Francisco Franco, el dictador que sometió al país durante 40 años a un régimen ignominioso, liberticida desde el primer al último día, ya no descansa en el Valle de los Caídos, el faraónico mausoleo que edificaron miles de presos políticos y comunes para honrar a las víctimas del bando vencedor de la guerra civil y en última instancia para homenajear al llamado «Caudillo de España por la gracia de Dios». Los restos están ya en el cementerio de Mingorrubio, en un lugar más adecuado, que no tiene las características de bien público, aunque el panteón haya sido sufragado por el Estado.

Acaban así 44 años de «anomalía democrática» y de «afrenta moral», como los describió con acierto Pedro Sánchez en una declaración institucional. A las palabras del presidente en funciones no se les puede reprochar nada, aunque toda la oposición, incluido Pablo Iglesias, ha aprovechado la ocasión para acusarle de «electoralismo», a dos semanas de las elecciones del 10 de noviembre. Acusaciones sin base porque si la exhumación se ha retrasado respecto de los planes del Gobierno ha sido por el persistente obstruccionismo de la familia del dictador. Rechazados todos los recursos judiciales posteriores a la autorización del Tribunal Supremo tomada por unanimidad, de la que han pasado casi dos meses, y vencida la oposición del prior del monasterio, el traslado de los restos se ha ejecutado con discreción y respetando la intimidad de unos familiares que, aunque estuvieran en su derecho, no han cesado de obstaculizar decisiones democráticas de los tres poderes del Estado: legislativo, ejecutivo y judicial. Si la exhumación se ha convertido en «un circo mediático», como ha denunciado la familia, ha sido más bien por sus peticiones extemporáneas y por la protesta de un puñado de franquistas irredentos encabezados por el golpista Antonio Tejero.

Lo único lamentable de la exhumación es que no se hubiera producido muchos años antes.

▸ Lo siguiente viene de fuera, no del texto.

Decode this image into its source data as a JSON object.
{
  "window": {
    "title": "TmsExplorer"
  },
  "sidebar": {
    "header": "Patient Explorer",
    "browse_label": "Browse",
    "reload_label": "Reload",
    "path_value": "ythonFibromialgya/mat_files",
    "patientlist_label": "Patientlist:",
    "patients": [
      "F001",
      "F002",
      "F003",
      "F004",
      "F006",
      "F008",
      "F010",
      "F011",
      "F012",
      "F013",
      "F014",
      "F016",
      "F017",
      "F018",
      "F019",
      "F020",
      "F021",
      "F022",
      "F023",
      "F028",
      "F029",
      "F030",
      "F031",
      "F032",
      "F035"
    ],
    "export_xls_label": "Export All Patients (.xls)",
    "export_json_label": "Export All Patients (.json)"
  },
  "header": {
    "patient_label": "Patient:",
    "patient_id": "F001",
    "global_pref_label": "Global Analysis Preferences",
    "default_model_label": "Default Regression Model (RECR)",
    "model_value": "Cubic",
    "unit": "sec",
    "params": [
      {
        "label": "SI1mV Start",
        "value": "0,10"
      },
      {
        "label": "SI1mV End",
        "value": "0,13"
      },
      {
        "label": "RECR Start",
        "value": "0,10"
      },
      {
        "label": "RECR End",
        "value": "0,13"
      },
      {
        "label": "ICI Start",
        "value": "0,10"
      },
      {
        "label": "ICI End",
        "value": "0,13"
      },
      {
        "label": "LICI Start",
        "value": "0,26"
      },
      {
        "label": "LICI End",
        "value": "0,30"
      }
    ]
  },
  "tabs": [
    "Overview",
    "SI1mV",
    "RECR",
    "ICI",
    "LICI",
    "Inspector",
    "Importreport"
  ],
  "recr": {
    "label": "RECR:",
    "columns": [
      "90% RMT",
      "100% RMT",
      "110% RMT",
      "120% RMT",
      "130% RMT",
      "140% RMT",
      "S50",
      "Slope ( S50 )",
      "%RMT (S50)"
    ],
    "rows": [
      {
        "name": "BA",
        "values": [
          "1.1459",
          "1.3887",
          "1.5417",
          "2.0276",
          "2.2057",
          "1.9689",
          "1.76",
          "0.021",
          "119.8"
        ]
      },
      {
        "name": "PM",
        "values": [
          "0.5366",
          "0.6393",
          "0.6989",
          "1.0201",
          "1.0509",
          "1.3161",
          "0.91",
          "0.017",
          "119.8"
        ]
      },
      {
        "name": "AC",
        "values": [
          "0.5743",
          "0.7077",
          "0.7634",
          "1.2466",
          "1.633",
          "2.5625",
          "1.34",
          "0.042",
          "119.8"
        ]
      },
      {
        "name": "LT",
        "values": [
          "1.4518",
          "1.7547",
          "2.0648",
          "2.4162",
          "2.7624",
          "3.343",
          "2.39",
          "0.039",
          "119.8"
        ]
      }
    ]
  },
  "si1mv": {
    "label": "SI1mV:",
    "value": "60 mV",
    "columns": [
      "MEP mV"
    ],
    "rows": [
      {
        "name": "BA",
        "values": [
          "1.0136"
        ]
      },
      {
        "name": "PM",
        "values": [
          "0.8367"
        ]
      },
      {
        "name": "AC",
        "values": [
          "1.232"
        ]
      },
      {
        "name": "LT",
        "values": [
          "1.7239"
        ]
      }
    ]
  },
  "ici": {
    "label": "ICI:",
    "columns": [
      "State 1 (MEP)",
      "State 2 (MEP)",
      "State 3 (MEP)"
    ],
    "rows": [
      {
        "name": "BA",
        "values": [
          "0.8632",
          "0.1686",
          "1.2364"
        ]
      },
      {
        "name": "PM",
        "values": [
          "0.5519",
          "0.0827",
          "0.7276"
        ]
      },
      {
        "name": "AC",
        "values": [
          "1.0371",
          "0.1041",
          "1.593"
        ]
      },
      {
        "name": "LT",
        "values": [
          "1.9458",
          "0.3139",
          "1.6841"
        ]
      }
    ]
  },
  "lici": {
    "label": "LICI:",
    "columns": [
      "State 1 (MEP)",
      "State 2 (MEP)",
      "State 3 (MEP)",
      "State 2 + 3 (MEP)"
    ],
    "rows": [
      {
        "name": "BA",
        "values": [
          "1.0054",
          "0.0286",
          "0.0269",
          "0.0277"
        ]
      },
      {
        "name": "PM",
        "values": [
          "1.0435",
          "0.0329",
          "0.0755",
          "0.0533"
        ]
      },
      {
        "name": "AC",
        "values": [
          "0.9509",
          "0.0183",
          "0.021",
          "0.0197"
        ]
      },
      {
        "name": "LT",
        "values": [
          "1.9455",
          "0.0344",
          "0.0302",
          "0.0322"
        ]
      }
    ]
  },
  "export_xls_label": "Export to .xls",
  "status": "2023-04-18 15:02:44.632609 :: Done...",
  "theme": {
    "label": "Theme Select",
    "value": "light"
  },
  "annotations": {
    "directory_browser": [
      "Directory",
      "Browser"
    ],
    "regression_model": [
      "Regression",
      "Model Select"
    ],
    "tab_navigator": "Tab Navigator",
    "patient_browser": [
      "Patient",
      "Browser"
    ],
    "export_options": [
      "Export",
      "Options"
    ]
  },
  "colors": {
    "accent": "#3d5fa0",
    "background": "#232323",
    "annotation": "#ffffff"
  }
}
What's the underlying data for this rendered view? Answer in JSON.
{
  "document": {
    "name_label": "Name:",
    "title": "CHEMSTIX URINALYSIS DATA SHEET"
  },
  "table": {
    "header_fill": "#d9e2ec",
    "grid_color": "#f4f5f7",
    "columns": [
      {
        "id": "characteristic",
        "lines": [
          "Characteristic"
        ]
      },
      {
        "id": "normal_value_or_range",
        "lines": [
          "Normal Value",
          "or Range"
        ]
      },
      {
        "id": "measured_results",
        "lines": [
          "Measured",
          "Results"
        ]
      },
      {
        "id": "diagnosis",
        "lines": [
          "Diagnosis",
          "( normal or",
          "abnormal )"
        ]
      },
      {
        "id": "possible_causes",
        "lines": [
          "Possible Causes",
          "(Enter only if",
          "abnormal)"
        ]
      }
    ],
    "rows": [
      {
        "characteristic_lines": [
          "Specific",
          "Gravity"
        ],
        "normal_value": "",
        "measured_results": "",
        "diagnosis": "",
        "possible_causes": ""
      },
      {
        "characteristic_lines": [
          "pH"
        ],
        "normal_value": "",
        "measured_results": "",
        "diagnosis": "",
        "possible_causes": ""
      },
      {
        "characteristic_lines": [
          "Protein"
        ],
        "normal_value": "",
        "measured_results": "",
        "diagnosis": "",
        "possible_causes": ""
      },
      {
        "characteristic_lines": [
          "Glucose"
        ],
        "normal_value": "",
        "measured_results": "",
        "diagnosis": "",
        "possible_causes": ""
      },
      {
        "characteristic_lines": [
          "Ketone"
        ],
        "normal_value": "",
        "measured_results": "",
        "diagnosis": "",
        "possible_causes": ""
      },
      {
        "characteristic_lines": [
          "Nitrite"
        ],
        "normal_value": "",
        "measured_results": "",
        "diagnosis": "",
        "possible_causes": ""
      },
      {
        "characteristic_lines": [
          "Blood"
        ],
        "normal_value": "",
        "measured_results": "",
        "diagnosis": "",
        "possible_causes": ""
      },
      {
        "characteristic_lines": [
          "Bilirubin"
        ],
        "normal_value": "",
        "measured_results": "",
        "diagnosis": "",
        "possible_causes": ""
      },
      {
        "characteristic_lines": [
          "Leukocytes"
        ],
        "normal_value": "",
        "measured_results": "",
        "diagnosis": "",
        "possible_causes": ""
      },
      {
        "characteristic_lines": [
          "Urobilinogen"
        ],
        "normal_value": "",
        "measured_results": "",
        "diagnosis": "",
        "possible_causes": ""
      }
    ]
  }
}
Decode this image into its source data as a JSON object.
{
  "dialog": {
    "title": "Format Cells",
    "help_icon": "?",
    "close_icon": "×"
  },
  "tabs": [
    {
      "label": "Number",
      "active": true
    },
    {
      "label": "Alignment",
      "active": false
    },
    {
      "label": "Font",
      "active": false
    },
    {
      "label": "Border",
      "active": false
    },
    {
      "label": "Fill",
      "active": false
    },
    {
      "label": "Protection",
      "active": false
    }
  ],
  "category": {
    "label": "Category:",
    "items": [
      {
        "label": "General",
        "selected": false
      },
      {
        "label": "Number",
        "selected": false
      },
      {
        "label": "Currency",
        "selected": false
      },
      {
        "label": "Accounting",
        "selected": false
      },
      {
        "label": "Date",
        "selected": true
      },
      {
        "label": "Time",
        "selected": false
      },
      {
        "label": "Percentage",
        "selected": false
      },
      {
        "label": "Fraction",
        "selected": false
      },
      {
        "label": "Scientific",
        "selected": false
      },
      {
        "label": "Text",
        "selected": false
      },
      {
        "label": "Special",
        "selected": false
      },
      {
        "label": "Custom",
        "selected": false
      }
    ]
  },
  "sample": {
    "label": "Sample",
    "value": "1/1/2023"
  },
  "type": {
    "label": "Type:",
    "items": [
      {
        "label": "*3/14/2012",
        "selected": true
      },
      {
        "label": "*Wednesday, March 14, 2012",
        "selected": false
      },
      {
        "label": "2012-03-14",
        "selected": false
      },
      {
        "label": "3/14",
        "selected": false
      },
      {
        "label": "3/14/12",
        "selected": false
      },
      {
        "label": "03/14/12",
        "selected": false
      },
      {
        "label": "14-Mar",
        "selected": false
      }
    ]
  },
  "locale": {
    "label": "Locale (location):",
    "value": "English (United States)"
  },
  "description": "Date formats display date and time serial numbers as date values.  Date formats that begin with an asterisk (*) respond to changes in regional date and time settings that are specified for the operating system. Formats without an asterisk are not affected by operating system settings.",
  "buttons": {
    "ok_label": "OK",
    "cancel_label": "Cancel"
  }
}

Se ha hecho 44 años después de la muerte del dictador, 12 años después de aprobarse la ley de memoria histórica y un año después de la validación en el Congreso del decreto que permitía el traslado, una votación en la que PP y Ciudadanos se abstuvieron, que, en casos como estos, equivale prácticamente a un voto en contra. La tibieza de la derecha y el deseo posterior a la Transición de no remover el pasado, incluso con gobiernos socialistas, tienen gran responsabilidad en este retraso.

La exhumación cierra el mayor fleco pendiente de la Transición, pero aún quedan cosas por hacer para que la reconciliación sea completa. Una de ellas es el destino del Valle de los Caídos, donde reposan ahora 33.000 cadáveres de los dos bandos. Como proponen algunos historiadores, debería convertirse en un lugar de memoria a la manera de Auschwitz y otros campos nazis. Otra cuestión pendiente es la reanudación, con dinero público, de las excavaciones de fosas de la guerra civil, paralizadas durante la etapa de gobierno de Mariano Rajoy. Pedro Sánchez prometió que impulsará los trabajos, una decisión que servirá para hacer justicia y recuperar la dignidad.